Don’t get me wrong — Go isn’t terrible. It’s just aggressively mediocre in ways that somehow make CTOs everywhere swoon. It’s the vanilla ice cream of programming languages: safe, predictable, and guaranteed not to offend anyone at the architecture review meeting.

The Comfort of Conformity
There’s something beautifully ironic about an industry that prides itself on innovation collectively deciding that what we really need is less innovation. Go’s selling point isn’t that it’s revolutionary — it’s that it’s boring. And apparently, boring sells better than a blockchain startup in 2021.
Meanwhile, languages like Rust are out there solving actual problems like memory safety without garbage collection overhead, offering fearless concurrency, and generally making systems programming not feel like defusing a bomb blindfolded. But who needs that when you can have… simple syntax and fast compilation times?

Elixir sits in the corner with its actor model, handling millions of concurrent connections with the grace of a distributed systems ballet, built on three decades of Erlang’s battle-tested fault tolerance. But sure, let’s choose the language that thinks error handling means typing if err != nil forty-seven times per function.

The Feature Deficit Disorder
Go’s minimalism isn’t a feature — it’s a design philosophy taken to its logical extreme. Generics? Took them over a decade to figure out. Package management? Let’s just say “go get” was doing dependency hell before it was cool. Exception handling? Who needs exceptions when you can return error values and pretend that’s equivalent?

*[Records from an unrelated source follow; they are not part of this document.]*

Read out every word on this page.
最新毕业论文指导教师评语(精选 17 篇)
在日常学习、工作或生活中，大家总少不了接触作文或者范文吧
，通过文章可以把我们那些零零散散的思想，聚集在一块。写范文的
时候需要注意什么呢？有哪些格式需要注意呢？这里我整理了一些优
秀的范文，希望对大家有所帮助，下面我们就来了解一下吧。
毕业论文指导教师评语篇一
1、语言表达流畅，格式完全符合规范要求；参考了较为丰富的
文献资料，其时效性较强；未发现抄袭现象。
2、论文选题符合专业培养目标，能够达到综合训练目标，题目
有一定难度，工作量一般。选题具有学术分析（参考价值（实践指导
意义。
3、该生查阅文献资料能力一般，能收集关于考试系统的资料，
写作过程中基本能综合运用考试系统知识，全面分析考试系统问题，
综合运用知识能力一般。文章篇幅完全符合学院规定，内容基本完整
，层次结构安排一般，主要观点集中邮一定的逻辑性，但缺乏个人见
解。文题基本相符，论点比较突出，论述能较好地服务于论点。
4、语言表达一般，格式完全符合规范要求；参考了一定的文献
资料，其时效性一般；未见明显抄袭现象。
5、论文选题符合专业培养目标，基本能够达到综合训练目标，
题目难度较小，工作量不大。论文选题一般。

The Go team seems to operate under the assumption that if a feature is complex enough to require more than a weekend to implement, it’s probably not worth having. This is like deciding your car doesn’t need air conditioning because rolling down the windows is “simpler.”
The Herd Mentality Highway
The real tragedy isn’t that Go exists — it’s that everyone’s using it for the wrong reasons. Companies aren’t choosing Go because it’s the best tool for their specific job. They’re choosing it because Google uses it, because it’s “easy to hire for,” because it’s “simple to onboard new developers.”

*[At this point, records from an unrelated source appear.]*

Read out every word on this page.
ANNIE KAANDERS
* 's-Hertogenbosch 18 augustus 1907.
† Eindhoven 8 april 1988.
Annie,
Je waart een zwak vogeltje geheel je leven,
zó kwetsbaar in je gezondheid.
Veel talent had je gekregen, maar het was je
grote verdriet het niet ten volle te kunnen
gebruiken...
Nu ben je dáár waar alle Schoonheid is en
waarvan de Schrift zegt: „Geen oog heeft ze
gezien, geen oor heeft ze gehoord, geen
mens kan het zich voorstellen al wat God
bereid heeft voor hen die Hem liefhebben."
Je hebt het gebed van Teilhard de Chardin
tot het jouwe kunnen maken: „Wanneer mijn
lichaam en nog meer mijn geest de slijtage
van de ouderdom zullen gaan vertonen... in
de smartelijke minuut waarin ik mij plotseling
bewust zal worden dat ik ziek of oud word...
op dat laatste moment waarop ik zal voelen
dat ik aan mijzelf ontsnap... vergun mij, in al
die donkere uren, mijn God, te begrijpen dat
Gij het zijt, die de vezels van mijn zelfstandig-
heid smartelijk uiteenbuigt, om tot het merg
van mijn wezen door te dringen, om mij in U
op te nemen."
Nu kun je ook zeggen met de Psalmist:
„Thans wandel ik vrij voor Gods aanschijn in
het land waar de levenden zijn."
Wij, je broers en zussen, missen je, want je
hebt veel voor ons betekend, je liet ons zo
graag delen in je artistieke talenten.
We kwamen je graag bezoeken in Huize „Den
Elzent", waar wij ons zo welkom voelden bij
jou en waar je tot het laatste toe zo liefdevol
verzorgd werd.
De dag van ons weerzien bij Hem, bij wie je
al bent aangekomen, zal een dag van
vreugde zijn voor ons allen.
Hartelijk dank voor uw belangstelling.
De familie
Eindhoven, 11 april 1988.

These are the same decision-making patterns that gave us Java enterprise frameworks and PHP powering half the internet. We’re not optimizing for technical excellence; we’re optimizing for HR convenience.
What We’re Actually Missing
While everyone’s busy writing microservices in Go, Rust developers are building web servers that use a fraction of the memory and handle twice the load. Elixir teams are deploying systems that self-heal and scale horizontally with a few lines of configuration. Even the TypeScript ecosystem is evolving faster than Go’s standard library.

But here’s the kicker: most of these “Go modernization” projects would be better served by staying exactly where they are. That Python monolith you’re planning to rewrite? It’s probably fine. That Node.js API that’s been running without issues for three years? Maybe don’t fix what isn’t broken.
The Conclusion Nobody Asked For
Go will continue to dominate not because it’s the best choice, but because it’s the safest choice. And in a industry where being wrong costs careers but being boring costs nothing, safe wins every time.

So here’s to Go: the programming language equivalent of choosing the second-cheapest wine on the menu. It might not be the best, but at least you won’t look foolish at the table.
Now if you’ll excuse me, I need to go explain to my manager why our Rust rewrite is taking longer than the Go version would have. Some hills are worth dying on, even if nobody’s building monuments on them.

I genuinely love Go, Elixir, and Rust — each has its place and they’re all fantastic tools that have shaped how I think about programming. But watching the tech industry collectively lose its mind over Go while ignoring genuinely innovative alternatives? That’s something I just can’t digest. Sometimes you need to roast the things you love to keep the hype in check. This post is written with equal parts affection and exasperation.
Disclaimer: The author has probably written more Go code than is healthy for any one person and may be suffering from repetitive strain injury from typing “if err != nil” too many times.